City board-up crew charged with burglary, fired from jobs - KMOV.com

City board-up crew charged with burglary, fired from jobs

ST. LOUIS (KMOV.com) -- Two St. Louis City workers are out of a job and in jail.  They are accused of breaking into a house that they were supposed to protect.

The employees were assigned to board up vacant homes, but police say the crew broke into one to steal.

The city has little doubt that its employees were the culprits, because the building division uses special screws to keep boards in place.  The city says their workers used the same screws to try to cover their tracks but that’s exactly what exposed this scheme.

John Smooths, 56, and Diamond Joshua, 53, were part of the city’s board-up crew—securing vacant houses so no one could break in.  Police say apparently that was also a perfect ruse to do it themselves.

“These are city workers that did this, and you trust city workers,” Iretha Powell said.

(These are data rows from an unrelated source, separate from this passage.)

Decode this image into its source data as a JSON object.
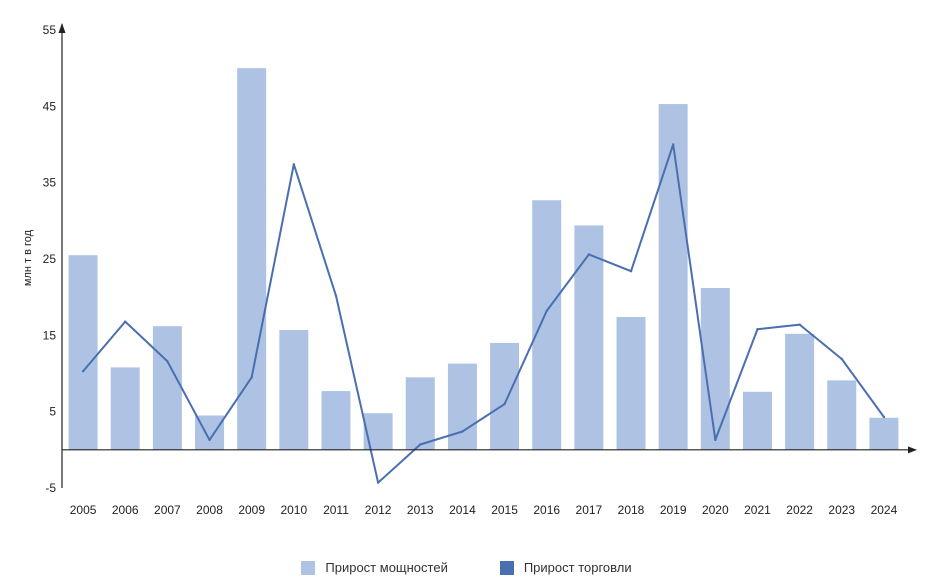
{
  "chart_data": {
    "type": "bar",
    "title": "",
    "xlabel": "",
    "ylabel": "млн т в год",
    "ylim": [
      -5,
      55
    ],
    "yticks": [
      -5,
      5,
      15,
      25,
      35,
      45,
      55
    ],
    "categories": [
      "2005",
      "2006",
      "2007",
      "2008",
      "2009",
      "2010",
      "2011",
      "2012",
      "2013",
      "2014",
      "2015",
      "2016",
      "2017",
      "2018",
      "2019",
      "2020",
      "2021",
      "2022",
      "2023",
      "2024"
    ],
    "series": [
      {
        "name": "Прирост мощностей",
        "kind": "bar",
        "color": "#aec3e4",
        "values": [
          25.5,
          10.8,
          16.2,
          4.5,
          50.0,
          15.7,
          7.7,
          4.8,
          9.5,
          11.3,
          14.0,
          32.7,
          29.4,
          17.4,
          45.3,
          21.2,
          7.6,
          15.2,
          9.1,
          4.2
        ]
      },
      {
        "name": "Прирост торговли",
        "kind": "line",
        "color": "#4a6fb0",
        "values": [
          10.3,
          16.8,
          11.6,
          1.3,
          9.5,
          37.4,
          20.2,
          -4.3,
          0.7,
          2.4,
          6.0,
          18.2,
          25.6,
          23.4,
          40.0,
          1.3,
          15.8,
          16.4,
          11.9,
          4.3
        ]
      }
    ],
    "legend_position": "bottom-center",
    "grid": false
  }
}
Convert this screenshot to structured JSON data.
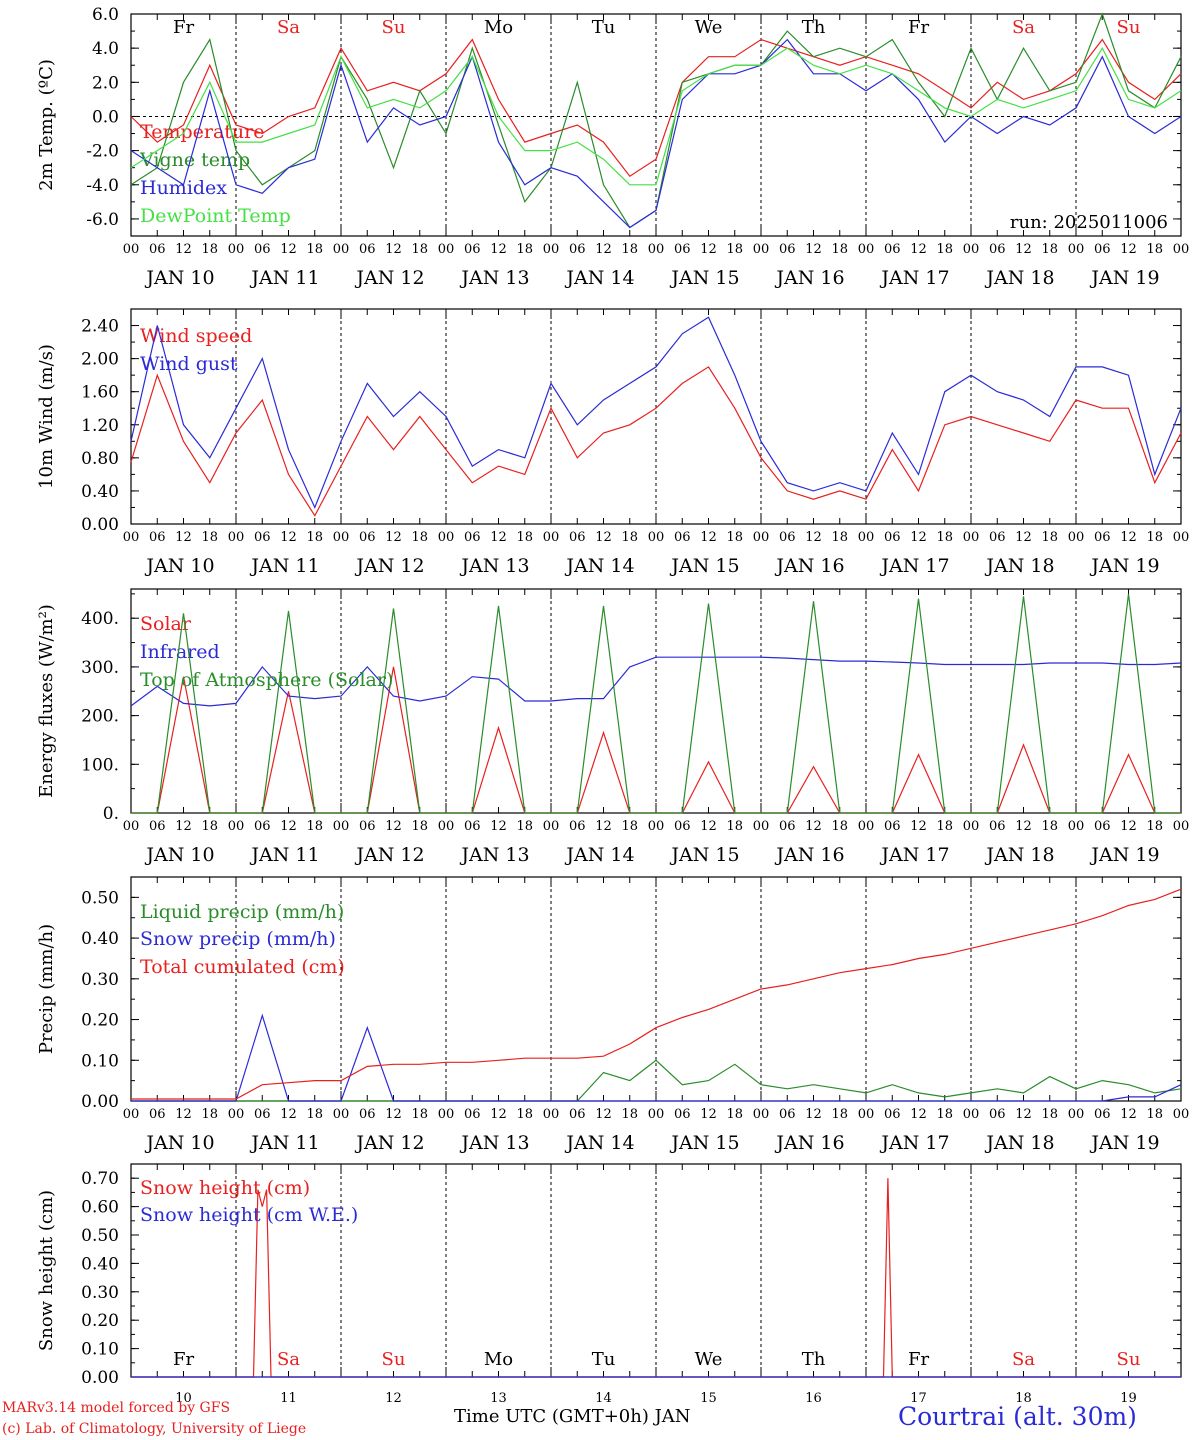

Powell was working on one of her rental properties across the street when her son spotted the city workers coming from inside her boarded-up house on Davison Avenue.  Police say the pair pried off the boards and forced open the basement door to get to valuable stained glass windows inside.

“They said they had an order to board up the property.  The property is already boarded up!” Powell said.  “They were in a city truck, in a city uniform and on city time.”

It all smelled fishy to Iretha.  She called the city, and sure enough, a work order for her property didn’t exist.  That’s when the city called police and fired the board-up crew.  Smooths and Joshua have each worked for the city for more than a decade.  Now, they’re out of a job and charged with burglary.  The city’s deputy building commissioner believes it’s unlikely the pair committed other crimes like this.

“I don’t think so, quite honestly, because all of our trucks have a GPS system that show exactly where our people are,” St. Louis City Deputy Building Commissioner Frank Oswald said.  “On that particular day, their truck was broke down so they had an extra truck that didn’t have a GPS system.”

The city agreed to pay for the damages their employees caused.